1. E.________ est né le [...] 1989 à Chêne-Bougeries. Célibataire, il travaille comme employé de banque auprès du [...], réalisant un salaire mensuel net d'environ 6'300 francs. Il vit chez ses parents et participe au loyer à hauteur d'environ 1'000 fr. par mois en leur faisant des courses ou en contribuant financièrement à cette charge. Sa prime d'assurance maladie s'élève à 568 fr. par mois. Il n'a pas de fortune mais une dette hypothécaire à hauteur de 240'000 fr. pour un bien immobilier en France acheté 267'000 francs. Le casier judiciaire suisse de E.________ ne comporte aucune inscription.

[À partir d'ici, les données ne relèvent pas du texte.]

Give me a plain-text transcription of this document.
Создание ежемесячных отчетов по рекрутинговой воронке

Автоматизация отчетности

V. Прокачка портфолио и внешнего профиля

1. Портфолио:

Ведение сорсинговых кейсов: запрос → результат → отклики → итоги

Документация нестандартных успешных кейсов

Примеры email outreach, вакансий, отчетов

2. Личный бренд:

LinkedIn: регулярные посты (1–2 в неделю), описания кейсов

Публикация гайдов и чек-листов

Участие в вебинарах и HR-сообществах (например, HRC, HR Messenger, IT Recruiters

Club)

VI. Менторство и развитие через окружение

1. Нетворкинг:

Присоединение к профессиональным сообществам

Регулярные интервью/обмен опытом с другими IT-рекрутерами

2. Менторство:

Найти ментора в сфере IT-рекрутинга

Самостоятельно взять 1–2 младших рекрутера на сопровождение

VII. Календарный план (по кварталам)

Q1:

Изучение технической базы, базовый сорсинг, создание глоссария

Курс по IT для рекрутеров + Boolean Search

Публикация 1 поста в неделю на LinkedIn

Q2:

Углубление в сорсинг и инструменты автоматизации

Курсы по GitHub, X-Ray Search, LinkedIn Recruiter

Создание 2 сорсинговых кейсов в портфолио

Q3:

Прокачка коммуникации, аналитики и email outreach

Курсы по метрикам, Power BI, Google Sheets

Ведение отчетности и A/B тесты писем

Il en va de même s’agissant de son fichier SIAC.

2. A [...], le dimanche 23 juin 2019 vers 12h35, E.________ circulait sur la Route Blanche, de cette localité en direction de Nyon, au guidon du motocycle, de marque Triumph Speed Triple, immatriculé GE [...]. Parvenu dans une courbe à droite, il a perdu la maîtrise de son engin en raison d'une vitesse inadaptée à la configuration des lieux et a laissé celui-ci dévier sur la gauche. Le motocycle a franchi la ligne de direction et s'est déporté sur la voie de circulation opposée, où il a percuté de manière quasi frontale le motocycle, de marque Honda CBR, piloté par B.________, lequel circulait normalement en sens inverse. Selon le rapport de police du 14 juillet 2019 (P. 11), une trace fraîche de freinage, de quelque 50 cm, probablement laissée par la roue avant de la Triumph démunie de système anti-bocage (ABS), était visible sur la voie montante, à environ 50 cm de la ligne de direction. Divers débris provenant des deux motocycles jonchaient le sol sur la même voie. Le point de choc se situe à quelque 50 cm de la ligne de direction sur la voie montante. B.________ a subi une fracture de l'index de la main droite qui l'a empêché de travailler pendant presque six mois. Le 15 juin 2020, il a

- 4 - déposé plainte - demandeur au pénal et au civil - sans chiffrer le montant de ses prétentions civiles.

- 5 - En d roit :

1. Interjeté dans les formes et délais légaux (art. 385 et 399 CPP) par une partie qui a qualité pour recourir (art. 382 CPP) contre un jugement du Tribunal de première instance qui a clos la procédure (art. 398 CPP), l'appel est recevable.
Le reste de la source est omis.